Brusset considera que a gênese da organização psíquica supõe a ação da relação sujeito-objeto (b) sobre o sistema pulsão-objeto (a), uma vez que o aparelho psíquico é em primeiro lugar produzido pelos vínculos, ao mesmo tempo que é produtor destes. Já no determinismo psíquico (Freud) ocorre o contrário. Assim, se quisermos pensar na relação entre esses dois planos, precisaremos considerar as formações intermediárias que regem a economia das representações e a organização, o dinamismo, da conflitualidade intrapsíquica.

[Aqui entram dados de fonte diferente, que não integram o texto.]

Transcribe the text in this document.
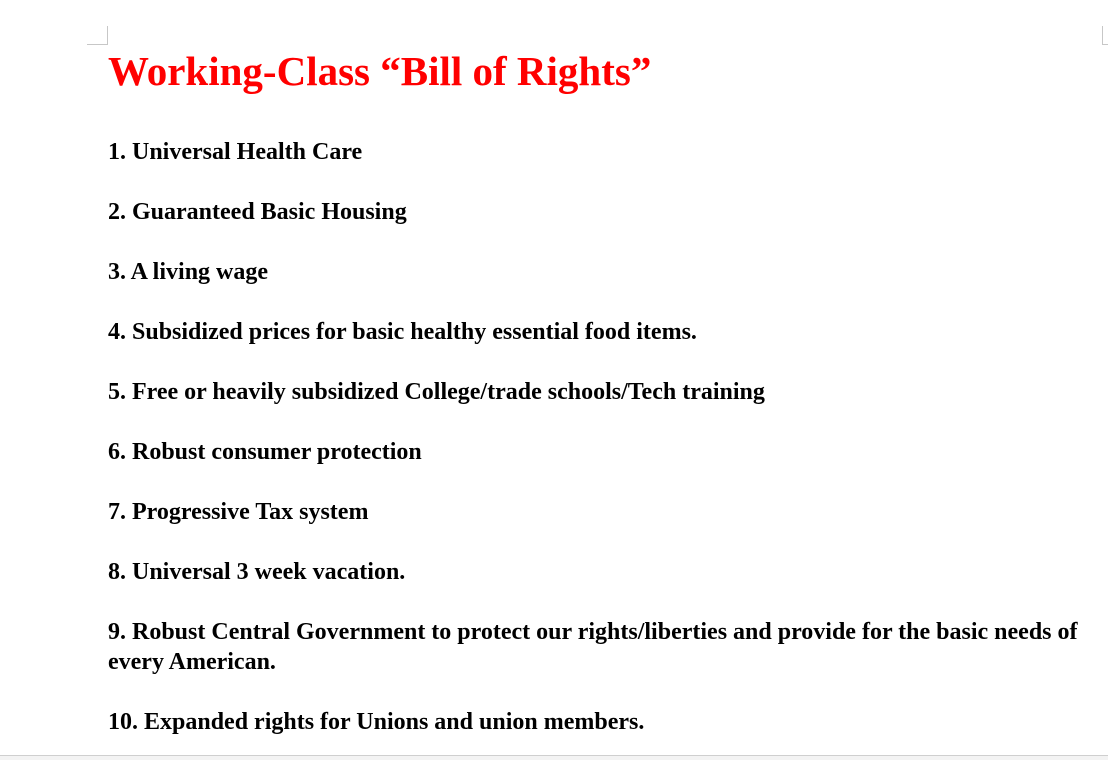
Working-Class “Bill of Rights”
1. Universal Health Care
2. Guaranteed Basic Housing
3. A living wage
4. Subsidized prices for basic healthy essential food items.
5. Free or heavily subsidized College/trade schools/Tech training
6. Robust consumer protection
7. Progressive Tax system
8. Universal 3 week vacation.
9. Robust Central Government to protect our rights/liberties and provide for the basic needs of every American.
10. Expanded rights for Unions and union members.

Certos modos de funcionamento psíquico, nas suas relações com a realidade exterior, fazem-se cada vez mais presentes nas patologias não-neuróticas, e isso demanda novas formulações técnicas e teóricas. Esses casos têm subjacente um primeiro modo de funcionamento psíquico e de relação com o outro, não aparente nas neuroses, sugerindo uma tópica primitiva, anterior às outras duas. Percebemos hoje que os casos-limite se caracterizam pela fragilidade do envelope narcísico (ego) e pela dependência dos objetos, aquém de sua representação. É acentuada a oscilação entre angústia de intrusão e de abandono, o que nos expõe a problemática do limite entre interior e exterior. A psicopatologia do corpo, sendo ao mesmo tempo si próprio e exterior, fornece as ilustrações clínicas concretas das relações entre interior e exterior. Chegamos então à complexidade da tópica do dentro e do fora.

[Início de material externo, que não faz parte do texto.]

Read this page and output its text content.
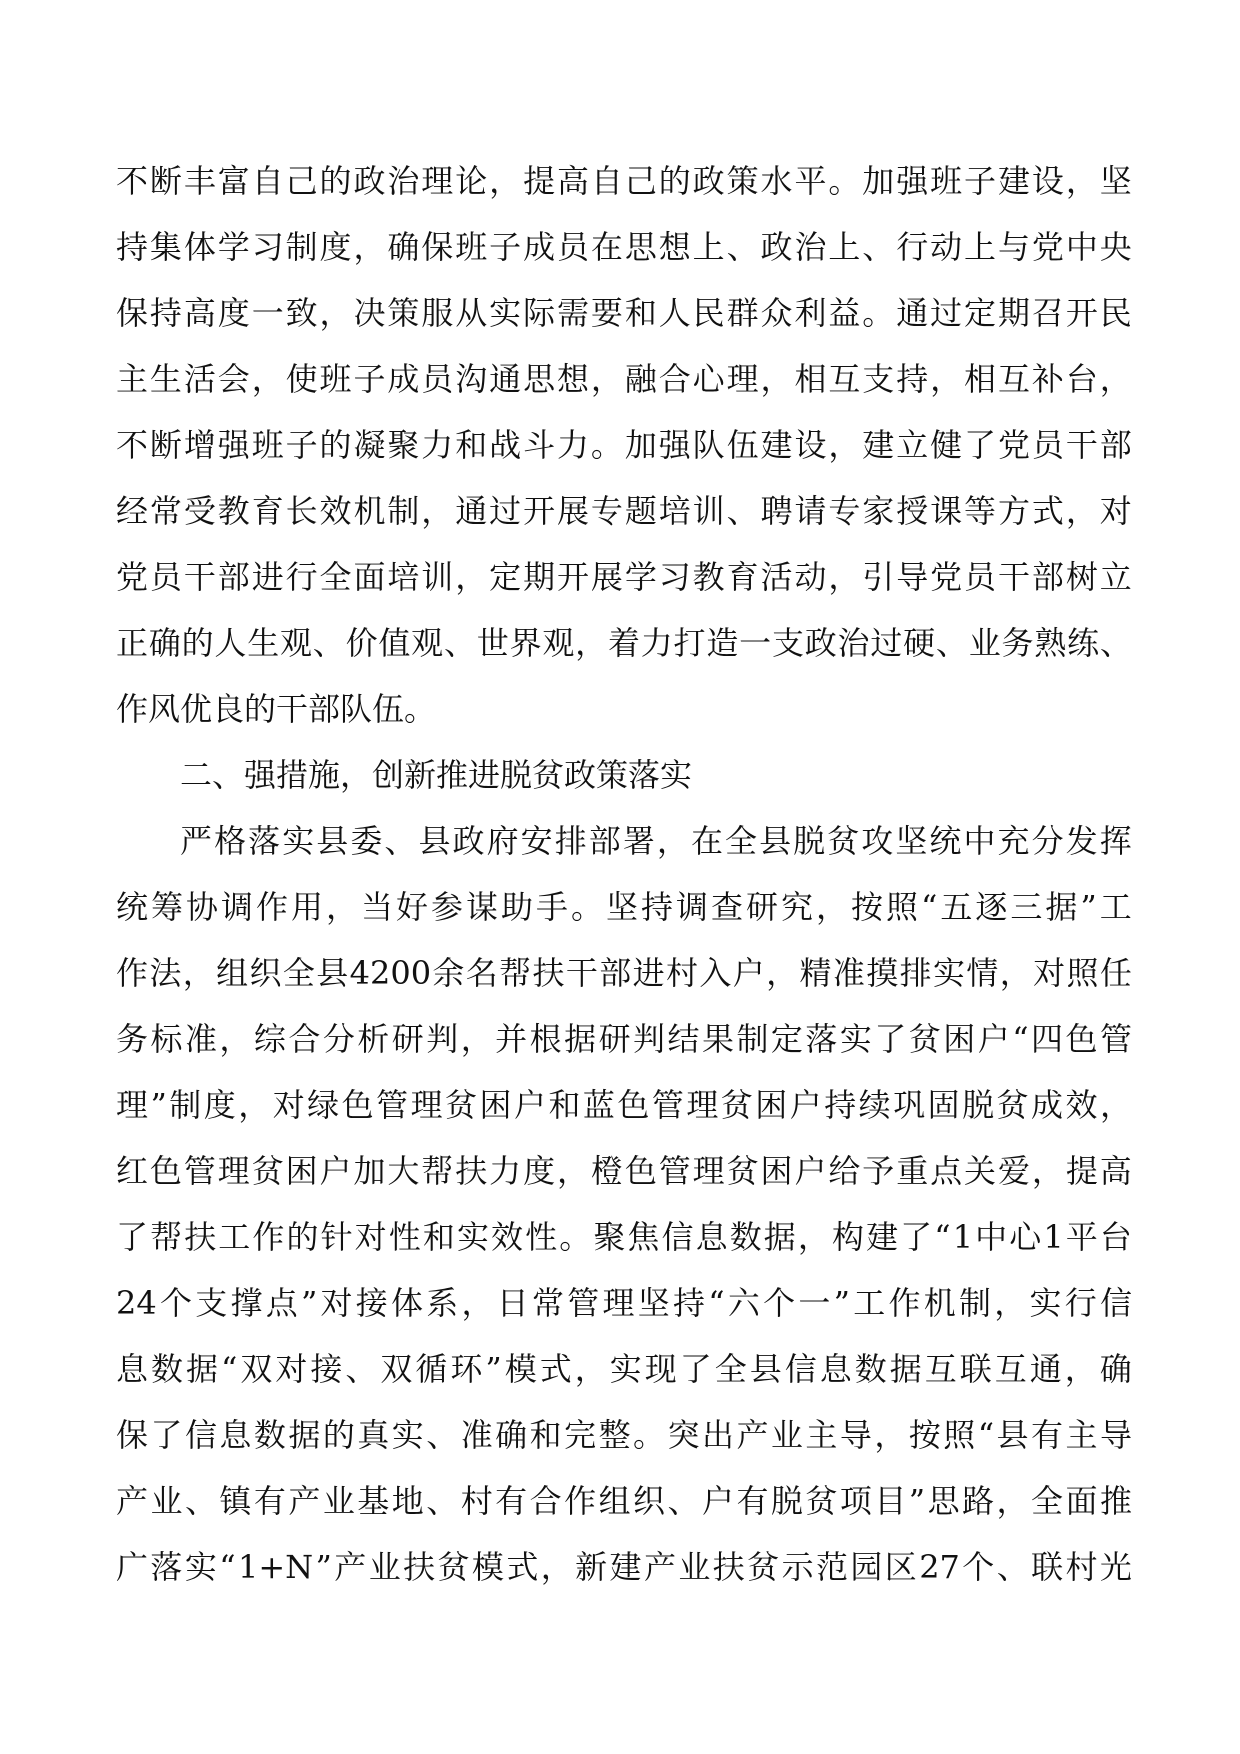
不 断 丰 富 自 己 的 政 治 理 论 ， 提 高 自 己 的 政 策 水 平 。 加 强 班 子 建 设 ， 坚
持 集 体 学 习 制 度 ， 确 保 班 子 成 员 在 思 想 上 、 政 治 上 、 行 动 上 与 党 中 央
保 持 高 度 一 致 ， 决 策 服 从 实 际 需 要 和 人 民 群 众 利 益 。 通 过 定 期 召 开 民
主 生 活 会 ， 使 班 子 成 员 沟 通 思 想 ， 融 合 心 理 ， 相 互 支 持 ， 相 互 补 台 ，
不 断 增 强 班 子 的 凝 聚 力 和 战 斗 力 。 加 强 队 伍 建 设 ， 建 立 健 了 党 员 干 部
经 常 受 教 育 长 效 机 制 ， 通 过 开 展 专 题 培 训 、 聘 请 专 家 授 课 等 方 式 ， 对
党 员 干 部 进 行 全 面 培 训 ， 定 期 开 展 学 习 教 育 活 动 ， 引 导 党 员 干 部 树 立
正 确 的 人 生 观 、 价 值 观 、 世 界 观 ， 着 力 打 造 一 支 政 治 过 硬 、 业 务 熟 练 、
作风优良的干部队伍。
二、强措施，创新推进脱贫政策落实
严 格 落 实 县 委 、 县 政 府 安 排 部 署 ， 在 全 县 脱 贫 攻 坚 统 中 充 分 发 挥
统 筹 协 调 作 用 ， 当 好 参 谋 助 手 。 坚 持 调 查 研 究 ， 按 照 “ 五 逐 三 据 ” 工
作 法 ， 组 织 全 县 4200 余 名 帮 扶 干 部 进 村 入 户 ， 精 准 摸 排 实 情 ， 对 照 任
务 标 准 ， 综 合 分 析 研 判 ， 并 根 据 研 判 结 果 制 定 落 实 了 贫 困 户 “ 四 色 管
理 ” 制 度 ， 对 绿 色 管 理 贫 困 户 和 蓝 色 管 理 贫 困 户 持 续 巩 固 脱 贫 成 效 ，
红 色 管 理 贫 困 户 加 大 帮 扶 力 度 ， 橙 色 管 理 贫 困 户 给 予 重 点 关 爱 ， 提 高
了 帮 扶 工 作 的 针 对 性 和 实 效 性 。 聚 焦 信 息 数 据 ， 构 建 了 “ 1 中 心 1 平 台
24 个 支 撑 点 ” 对 接 体 系 ， 日 常 管 理 坚 持 “ 六 个 一 ” 工 作 机 制 ， 实 行 信
息 数 据 “ 双 对 接 、 双 循 环 ” 模 式 ， 实 现 了 全 县 信 息 数 据 互 联 互 通 ， 确
保 了 信 息 数 据 的 真 实 、 准 确 和 完 整 。 突 出 产 业 主 导 ， 按 照 “ 县 有 主 导
产 业 、 镇 有 产 业 基 地 、 村 有 合 作 组 织 、 户 有 脱 贫 项 目 ” 思 路 ， 全 面 推
广 落 实 “ 1+N ” 产 业 扶 贫 模 式 ， 新 建 产 业 扶 贫 示 范 园 区 27 个 、 联 村 光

Com a primeira tópica, podemos pensar o jogo das representações de coisa e de palavra conforme a economia psíquica no modelo do sonho e do sintoma neurótico. Essa tópica mostrou-se, no entanto, monadista e solipsista, o que tornava difícil a teoria da transferência/ contratransferência. Com a segunda tópica temos os confl itos intrapsíquicos entre as instâncias ou no seio delas. Diz Brusset: “Não é possível dar conta teoricamente dos estados- limite, patologias narcísicas, depressivas, psicossomáticas e aditivas, tendo como única referência a primeira e a segunda tópicas freudianas”.

Atualmente, são da maior utilidade os modelos da identificação projetiva, atuação, somatização, transicionalidade, função continente e envelopes psíquicos. Winnicott, por exemplo, nos apresenta um modelo de aparelho psíquico diferente do freudiano, uma vez que se baseia num modelo psique-ambiente, e com isso passamos a falar em processo de subjetivação no lugar de aparelho psíquico. Com ele temos a tópica dos espaços psíquicos a partir do espaço transicional, cuja dimensão fenomenológica, por implicar a reciprocidade entre dois sujeitos, parece situá-la fora da metapsicologia. Essa teoria, como a de Bion, modifica o lugar dado à pulsão como conceito fundante do psiquismo, mas põe emposição central as noções freudianas de ligação e desligamento.

A terceira tópica está longe de desconsiderar as duas anteriores, bem como o ponto de vista dinâmico e econômico. Visa oferecer novas perspectivas ao examinar o que ocorre quando se constitui um espaço psíquico organizado – análise – no qual a conflitualidade intrapsíquica pode se expressar e simbolizar, levando em conta a dinâmica do “casal analítico”, o que inclui a idéia do interpsíquico.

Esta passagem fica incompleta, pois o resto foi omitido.